Un pool consiste à autoriser à une poignée de journalistes tirés au sort la couverture d’un événement, à charge pour eux de partager leurs images avec leurs confrères. Une pratique qui permet à l’entourage du chef de l’État de minimiser le nombre de journalistes présents et de mieux contrôler l’image diffusée. Le paroxysme de cette pratique a été la mise en scène de Macron devant un sous-marin nucléaire il y a quelques jours : une intervention millimétrée, entièrement scriptée par les communicants de l’Élysée, et diffusée telle quelle dans les médias aux ordres.

Les tensions sont régulières avec l’équipe élyséenne : lors d’une visite officielle au Canada en septembre 2024, le pool français avait été écarté d’un bain de foule à Montréal, où Emmanuel Macron avait été copieusement hué. «Les forces de l’ordre, sur consigne de l’Élysée, ont empêché des journalistes du pool TV de couvrir un bain de foule en partie hostile au président», avait dénoncé l’APP.

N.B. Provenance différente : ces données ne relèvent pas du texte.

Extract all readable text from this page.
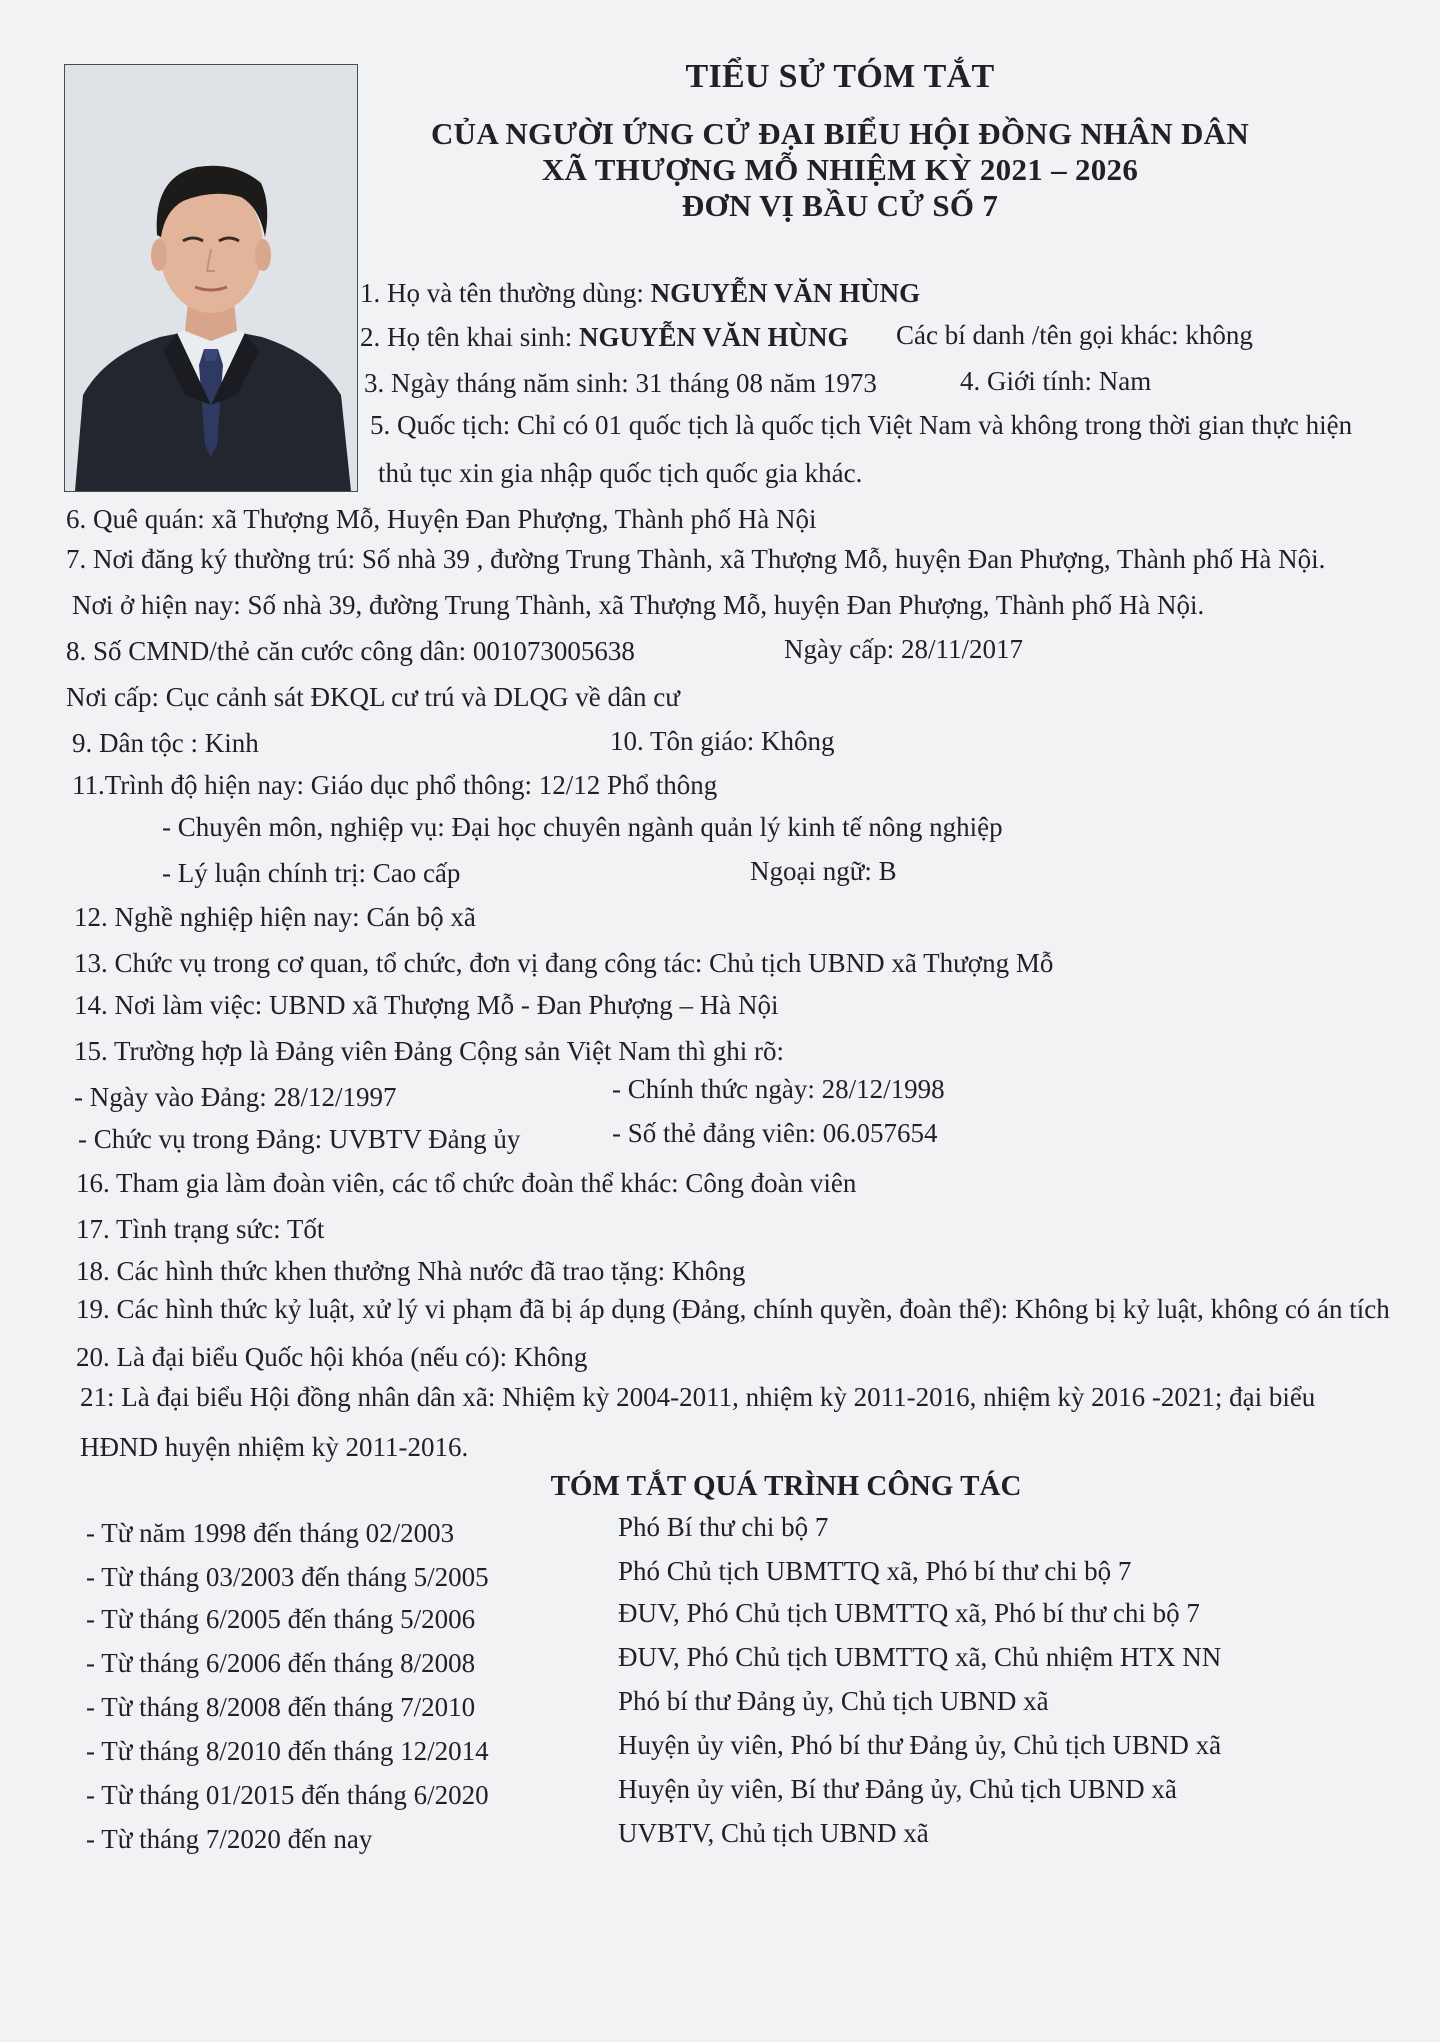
TIỂU SỬ TÓM TẮT
CỦA NGƯỜI ỨNG CỬ ĐẠI BIỂU HỘI ĐỒNG NHÂN DÂN
XÃ THƯỢNG MỖ NHIỆM KỲ 2021 – 2026
ĐƠN VỊ BẦU CỬ SỐ 7
1. Họ và tên thường dùng: NGUYỄN VĂN HÙNG
2. Họ tên khai sinh: NGUYỄN VĂN HÙNG Các bí danh /tên gọi khác: không
3. Ngày tháng năm sinh: 31 tháng 08 năm 1973	4. Giới tính: Nam
5. Quốc tịch: Chỉ có 01 quốc tịch là quốc tịch Việt Nam và không trong thời gian thực hiện
thủ tục xin gia nhập quốc tịch quốc gia khác.
6. Quê quán: xã Thượng Mỗ, Huyện Đan Phượng, Thành phố Hà Nội
7. Nơi đăng ký thường trú: Số nhà 39 , đường Trung Thành, xã Thượng Mỗ, huyện Đan Phượng, Thành phố Hà Nội.
Nơi ở hiện nay: Số nhà 39, đường Trung Thành, xã Thượng Mỗ, huyện Đan Phượng, Thành phố Hà Nội.
8. Số CMND/thẻ căn cước công dân: 001073005638	Ngày cấp: 28/11/2017
Nơi cấp: Cục cảnh sát ĐKQL cư trú và DLQG về dân cư
9. Dân tộc : Kinh	10. Tôn giáo: Không
11.Trình độ hiện nay: Giáo dục phổ thông: 12/12 Phổ thông
- Chuyên môn, nghiệp vụ: Đại học chuyên ngành quản lý kinh tế nông nghiệp
- Lý luận chính trị: Cao cấp	Ngoại ngữ: B
12. Nghề nghiệp hiện nay: Cán bộ xã
13. Chức vụ trong cơ quan, tổ chức, đơn vị đang công tác: Chủ tịch UBND xã Thượng Mỗ
14. Nơi làm việc: UBND xã Thượng Mỗ - Đan Phượng – Hà Nội
15. Trường hợp là Đảng viên Đảng Cộng sản Việt Nam thì ghi rõ:
- Ngày vào Đảng: 28/12/1997	- Chính thức ngày: 28/12/1998
- Chức vụ trong Đảng: UVBTV Đảng ủy	- Số thẻ đảng viên: 06.057654
16. Tham gia làm đoàn viên, các tổ chức đoàn thể khác: Công đoàn viên
17. Tình trạng sức: Tốt
18. Các hình thức khen thưởng Nhà nước đã trao tặng: Không
19. Các hình thức kỷ luật, xử lý vi phạm đã bị áp dụng (Đảng, chính quyền, đoàn thể): Không bị kỷ luật, không có án tích
20. Là đại biểu Quốc hội khóa (nếu có): Không
21: Là đại biểu Hội đồng nhân dân xã: Nhiệm kỳ 2004-2011, nhiệm kỳ 2011-2016, nhiệm kỳ 2016 -2021; đại biểu
HĐND huyện nhiệm kỳ 2011-2016.
TÓM TẮT QUÁ TRÌNH CÔNG TÁC
- Từ năm 1998 đến tháng 02/2003	Phó Bí thư chi bộ 7
- Từ tháng 03/2003 đến tháng 5/2005	Phó Chủ tịch UBMTTQ xã, Phó bí thư chi bộ 7
- Từ tháng 6/2005 đến tháng 5/2006	ĐUV, Phó Chủ tịch UBMTTQ xã, Phó bí thư chi bộ 7
- Từ tháng 6/2006 đến tháng 8/2008	ĐUV, Phó Chủ tịch UBMTTQ xã, Chủ nhiệm HTX NN
- Từ tháng 8/2008 đến tháng 7/2010	Phó bí thư Đảng ủy, Chủ tịch UBND xã
- Từ tháng 8/2010 đến tháng 12/2014	Huyện ủy viên, Phó bí thư Đảng ủy, Chủ tịch UBND xã
- Từ tháng 01/2015 đến tháng 6/2020	Huyện ủy viên, Bí thư Đảng ủy, Chủ tịch UBND xã
- Từ tháng 7/2020 đến nay	UVBTV, Chủ tịch UBND xã
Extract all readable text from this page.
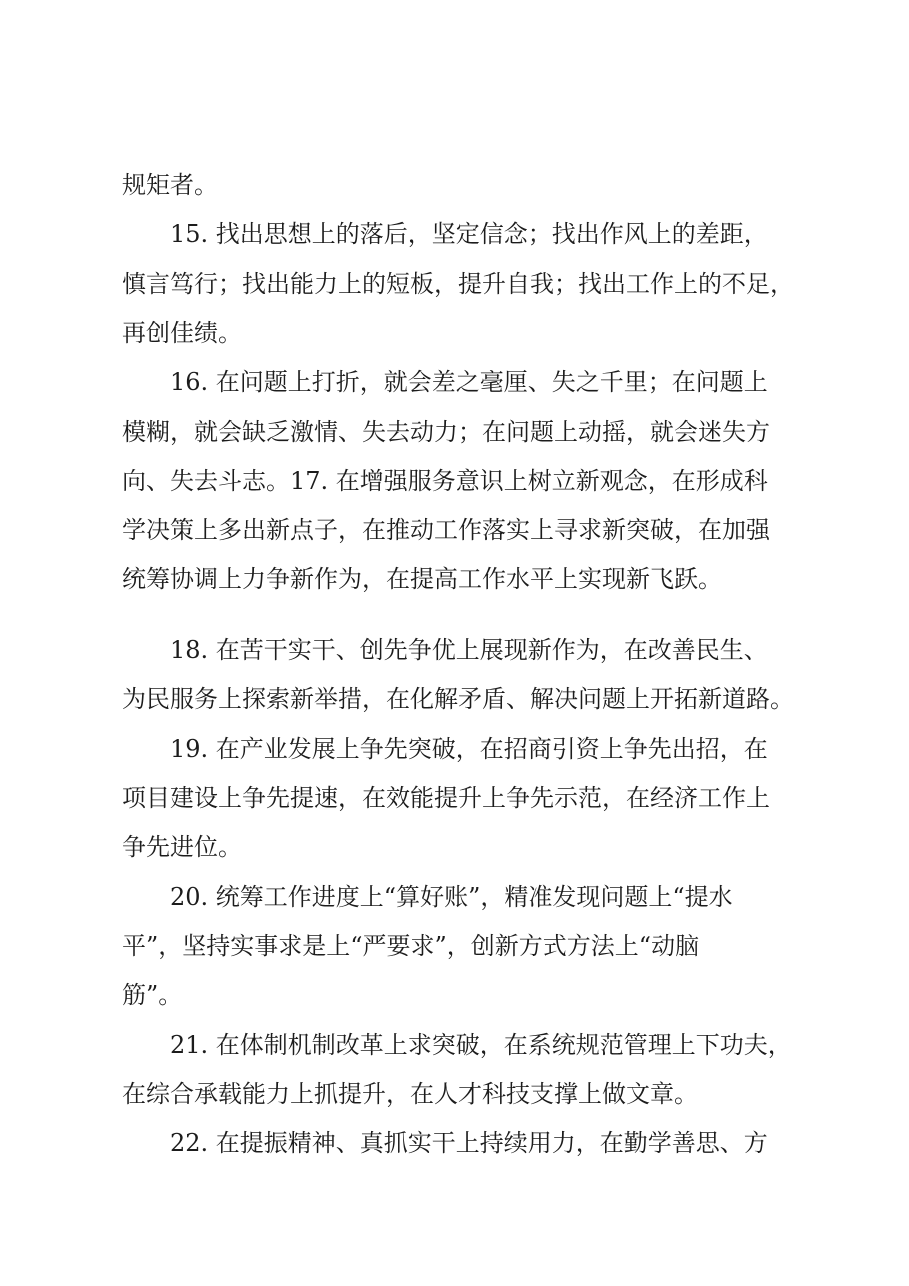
规矩者。
15. 找出思想上的落后，坚定信念；找出作风上的差距，
慎言笃行；找出能力上的短板，提升自我；找出工作上的不足，
再创佳绩。
16. 在问题上打折，就会差之毫厘、失之千里；在问题上
模糊，就会缺乏激情、失去动力；在问题上动摇，就会迷失方
向、失去斗志。17. 在增强服务意识上树立新观念，在形成科
学决策上多出新点子，在推动工作落实上寻求新突破，在加强
统筹协调上力争新作为，在提高工作水平上实现新飞跃。
18. 在苦干实干、创先争优上展现新作为，在改善民生、
为民服务上探索新举措，在化解矛盾、解决问题上开拓新道路。
19. 在产业发展上争先突破，在招商引资上争先出招，在
项目建设上争先提速，在效能提升上争先示范，在经济工作上
争先进位。
20. 统筹工作进度上“算好账”，精准发现问题上“提水
平”，坚持实事求是上“严要求”，创新方式方法上“动脑
筋”。
21. 在体制机制改革上求突破，在系统规范管理上下功夫，
在综合承载能力上抓提升，在人才科技支撑上做文章。
22. 在提振精神、真抓实干上持续用力，在勤学善思、方
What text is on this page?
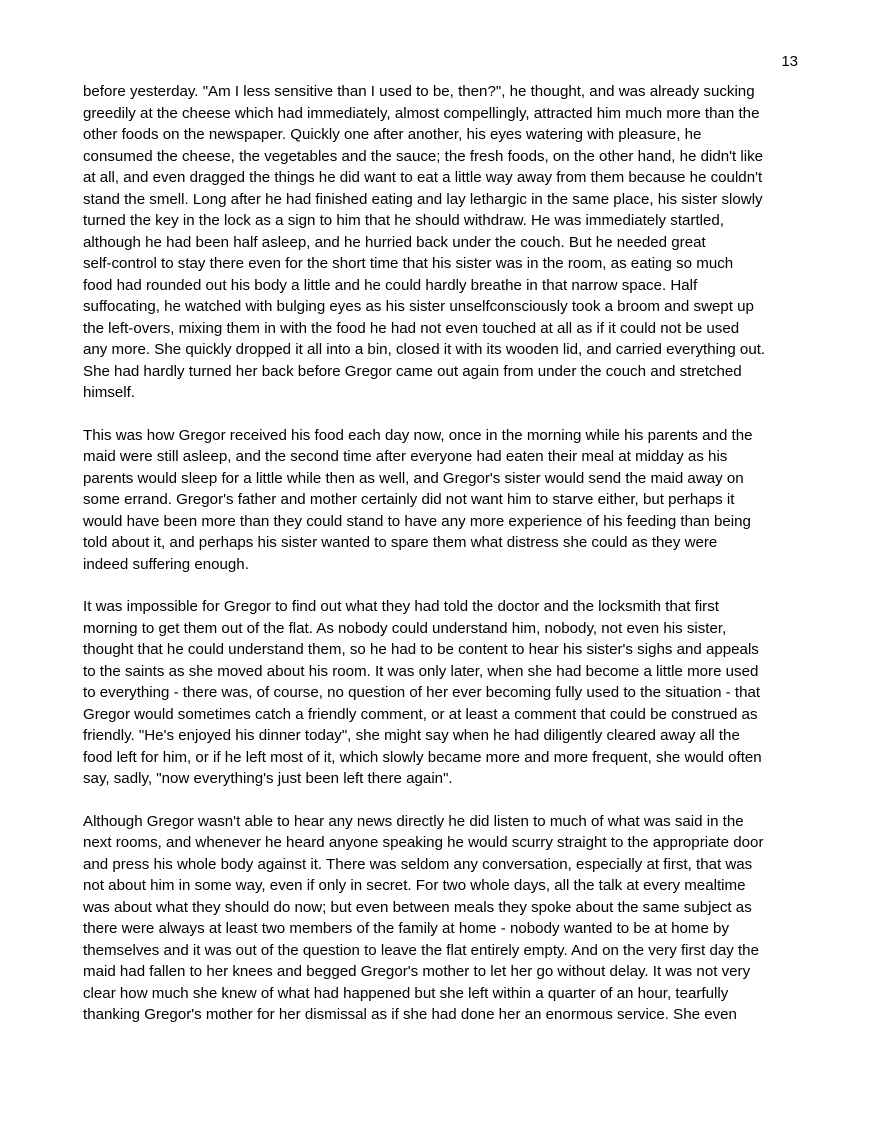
13

before yesterday. "Am I less sensitive than I used to be, then?", he thought, and was already sucking
greedily at the cheese which had immediately, almost compellingly, attracted him much more than the
other foods on the newspaper. Quickly one after another, his eyes watering with pleasure, he
consumed the cheese, the vegetables and the sauce; the fresh foods, on the other hand, he didn't like
at all, and even dragged the things he did want to eat a little way away from them because he couldn't
stand the smell. Long after he had finished eating and lay lethargic in the same place, his sister slowly
turned the key in the lock as a sign to him that he should withdraw. He was immediately startled,
although he had been half asleep, and he hurried back under the couch. But he needed great
self-control to stay there even for the short time that his sister was in the room, as eating so much
food had rounded out his body a little and he could hardly breathe in that narrow space. Half
suffocating, he watched with bulging eyes as his sister unselfconsciously took a broom and swept up
the left-overs, mixing them in with the food he had not even touched at all as if it could not be used
any more. She quickly dropped it all into a bin, closed it with its wooden lid, and carried everything out.
She had hardly turned her back before Gregor came out again from under the couch and stretched
himself.

This was how Gregor received his food each day now, once in the morning while his parents and the
maid were still asleep, and the second time after everyone had eaten their meal at midday as his
parents would sleep for a little while then as well, and Gregor's sister would send the maid away on
some errand. Gregor's father and mother certainly did not want him to starve either, but perhaps it
would have been more than they could stand to have any more experience of his feeding than being
told about it, and perhaps his sister wanted to spare them what distress she could as they were
indeed suffering enough.

It was impossible for Gregor to find out what they had told the doctor and the locksmith that first
morning to get them out of the flat. As nobody could understand him, nobody, not even his sister,
thought that he could understand them, so he had to be content to hear his sister's sighs and appeals
to the saints as she moved about his room. It was only later, when she had become a little more used
to everything - there was, of course, no question of her ever becoming fully used to the situation - that
Gregor would sometimes catch a friendly comment, or at least a comment that could be construed as
friendly. "He's enjoyed his dinner today", she might say when he had diligently cleared away all the
food left for him, or if he left most of it, which slowly became more and more frequent, she would often
say, sadly, "now everything's just been left there again".

Although Gregor wasn't able to hear any news directly he did listen to much of what was said in the
next rooms, and whenever he heard anyone speaking he would scurry straight to the appropriate door
and press his whole body against it. There was seldom any conversation, especially at first, that was
not about him in some way, even if only in secret. For two whole days, all the talk at every mealtime
was about what they should do now; but even between meals they spoke about the same subject as
there were always at least two members of the family at home - nobody wanted to be at home by
themselves and it was out of the question to leave the flat entirely empty. And on the very first day the
maid had fallen to her knees and begged Gregor's mother to let her go without delay. It was not very
clear how much she knew of what had happened but she left within a quarter of an hour, tearfully
thanking Gregor's mother for her dismissal as if she had done her an enormous service. She even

À plusieurs reprises, Emmanuel Macron est allé jusqu’à effectuer des déplacements sans aucun journaliste, dans des bars-tabacs du Doubs, de l’Aisne ou de la Haute-Marne. L’Élysée justifie ces incursions par la volonté d’échanges «sans filtre» avec les Français. Pourtant, la présence systématique de la photographe officielle, d’une caméra et d’un communicant révèle une opération de communication, hors de tout regard contradictoire.